CORNER BROOK The Mi’kmaq First Nation Assembly of Newfoundland is hoping to boost its membership and got a good start on that during an information session held in Corner Brook Thursday night.
The assembly has been organized to fight the controversial enrolment process into the Qalipu Mi’kmaq First Nation Band in light of the concern thousands of people will be denied membership in the band.
By the time Thursday’s meeting was to begin at 7 p.m., around 300 people had packed into a meeting room at the Pepsi Centre. Shortly after the meeting began, a wall dividing the civic centre’s meeting rooms was pulled back so the 100 or so people in an adjoining room could also see and hear what was being said.
Many of those in attendance signed up as new members of the assembly, formerly known as the Qalipu Watchdogs.
Hector Pearce, the assembly’s vice-chairperson, said he would like to see 10,000 out of the 105,000 or so total applicants involved in the enrolment process join the assembly’s efforts. So far, the assembly has 3,000 members.
“I’m not sure of the exact number yet, but we had dozens sign up here tonight,” said Pearce after addressing the crowd. “They were flocking to the registration table.”
When he spoke to the crowd, Pearce gave a rundown of the history of the process that led to the formation of the assembly and discussed its plans to fight the federal Department of Aboriginal Affairs and Northern Development to ensure every single applicant is treated in the same fashion.
The assembly contends that, because of the unexpectedly high number of applicants, the federal government will treat those who applied in the latter stages of the process differently in order to reduce the number of people who will be enrolled in the Qalipu Mi’kmaq First Nation Band.
If there can’t be a political solution to the situation, the assembly plans to bring its fight to court.
“There’s no doubt this will end up in court,” Pearce said of his thoughts on the chances of it being resolved by dealing with government.
Pearce said the cause of the assembly is not really about getting aboriginal status, but more about the principle of being denied for unacceptable reasons.
“Membership now is not as important to me as principle,” he said. “I don’t like to be told I’m not something that I am.”
That particular comment drew a round of applause from the audience.
For that same principle, Pearce said the assembly should be getting support and not a cold shoulder from the Qalipu Mi’kmaq First Nation Band.
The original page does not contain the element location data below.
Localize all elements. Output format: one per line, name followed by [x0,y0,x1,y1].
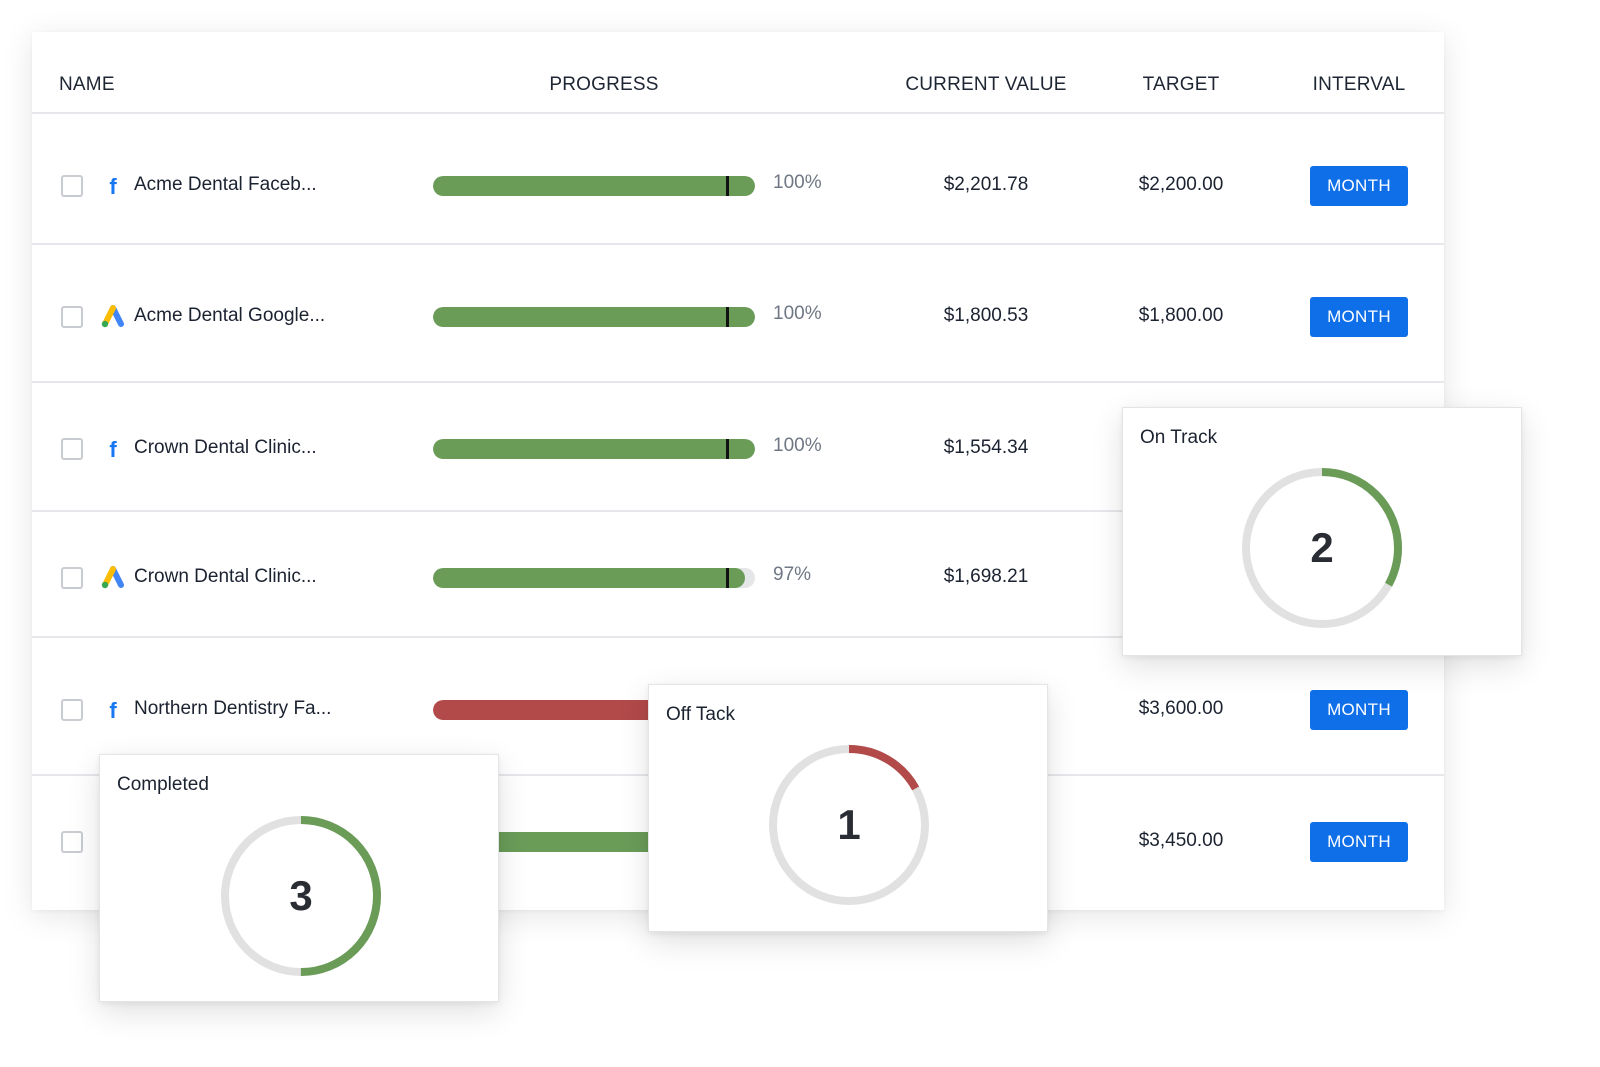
table-row[interactable]: Acme Dental Google... 100% $1,800.53 $1,… [32,245,1444,383]
current-value: $2,201.78 [943,174,1029,195]
on-track-count: 2 [1310,524,1334,571]
row-name[interactable]: Acme Dental Faceb... [134,174,317,195]
on-track-title: On Track [1140,427,1218,448]
completed-title: Completed [117,774,209,795]
row-name[interactable]: Crown Dental Clinic... [134,566,317,587]
progress-fill [433,307,755,327]
facebook-icon: f [109,174,117,199]
row-checkbox[interactable] [61,699,83,721]
current-value: $1,800.53 [943,305,1029,326]
interval-button[interactable]: MONTH [1310,166,1408,206]
progress-percent: 100% [773,303,822,324]
off-track-title: Off Tack [666,704,735,725]
table-row[interactable]: Crown Dental Clinic... 97% $1,698.21 [32,512,1444,638]
interval-button[interactable]: MONTH [1310,822,1408,862]
row-checkbox[interactable] [61,831,83,853]
off-track-count: 1 [837,801,861,848]
row-checkbox[interactable] [61,438,83,460]
row-name[interactable]: Northern Dentistry Fa... [134,698,332,719]
row-checkbox[interactable] [61,567,83,589]
row-checkbox[interactable] [61,175,83,197]
off-track-card[interactable]: Off Tack 1 [648,684,1048,932]
progress-percent: 100% [773,435,822,456]
target-value: $1,800.00 [1138,305,1224,326]
progress-bar [433,439,755,459]
on-track-card[interactable]: On Track 2 [1122,407,1522,656]
target-marker [726,176,729,196]
header-target[interactable]: TARGET [1142,74,1220,95]
target-value: $3,450.00 [1138,830,1224,851]
header-current-value[interactable]: CURRENT VALUE [905,74,1067,95]
target-value: $3,600.00 [1138,698,1224,719]
completed-count: 3 [289,872,313,919]
current-value: $1,554.34 [943,437,1029,458]
progress-bar [433,568,755,588]
interval-button[interactable]: MONTH [1310,297,1408,337]
header-interval[interactable]: INTERVAL [1312,74,1406,95]
progress-bar [433,307,755,327]
row-checkbox[interactable] [61,306,83,328]
on-track-ring [1242,468,1402,628]
row-name[interactable]: Crown Dental Clinic... [134,437,317,458]
table-header: NAME PROGRESS CURRENT VALUE TARGET INTER… [32,32,1444,114]
progress-bar [433,176,755,196]
off-track-ring [769,745,929,905]
table-row[interactable]: f Acme Dental Faceb... 100% $2,201.78 $2… [32,114,1444,245]
google-ads-icon [101,566,124,589]
target-marker [726,439,729,459]
svg-text:f: f [109,698,117,723]
target-marker [726,568,729,588]
completed-card[interactable]: Completed 3 [99,754,499,1002]
header-progress[interactable]: PROGRESS [549,74,659,95]
progress-percent: 100% [773,172,822,193]
google-ads-icon [101,305,124,328]
facebook-icon: f [109,698,117,723]
svg-text:f: f [109,174,117,199]
current-value: $1,698.21 [943,566,1029,587]
header-name[interactable]: NAME [59,74,115,95]
svg-text:f: f [109,437,117,462]
target-marker [726,307,729,327]
table-row[interactable]: f Crown Dental Clinic... 100% $1,554.34 [32,383,1444,512]
row-name[interactable]: Acme Dental Google... [134,305,326,326]
progress-percent: 97% [773,564,812,585]
progress-fill [433,176,755,196]
target-value: $2,200.00 [1138,174,1224,195]
interval-button[interactable]: MONTH [1310,690,1408,730]
progress-fill [433,568,746,588]
facebook-icon: f [109,437,117,462]
completed-ring [221,816,381,976]
progress-fill [433,439,755,459]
The assembly has received correspondence from Aboriginal Affairs and Northern Development Minister Bernard Valcourt, but Pearce said it has never had an email or phone call returned from the Qalipu Mi’kmaq First Nation Band.
“The people that are presently members of the Qalipu and us right here in this room, we’re all the same: we have ancestors that were Mi’kmaq,” he said. “The Qalipu Mi’kmaq organization should be taking up our cause, they should be representing me, as well as people that have their status.”
There are people, noted Pearce, who have been accepted into the Qalipu Mi’kmaq First Nation Band who have also joined the assembly because they believe other applicants are possibly being treated wrongly.
“I’m one of them,” exclaimed one man in the crowd.
Jerry Lavers, the assembly’s treasurer, took the floor after Pearce and instructed people how to go about joining the assembly through its website. He said the political solution in the long run could end up being the assembly negotiating recognition on its own merits with a future federal government.
“The more of us there are, the more of a force we are going to be to be reckoned with and the more political clout we’re going to have,” said Lavers. “Before the next federal election, you can expect this group to become very political and very supportive of whichever party in the federal playing field is going to support our objectives.”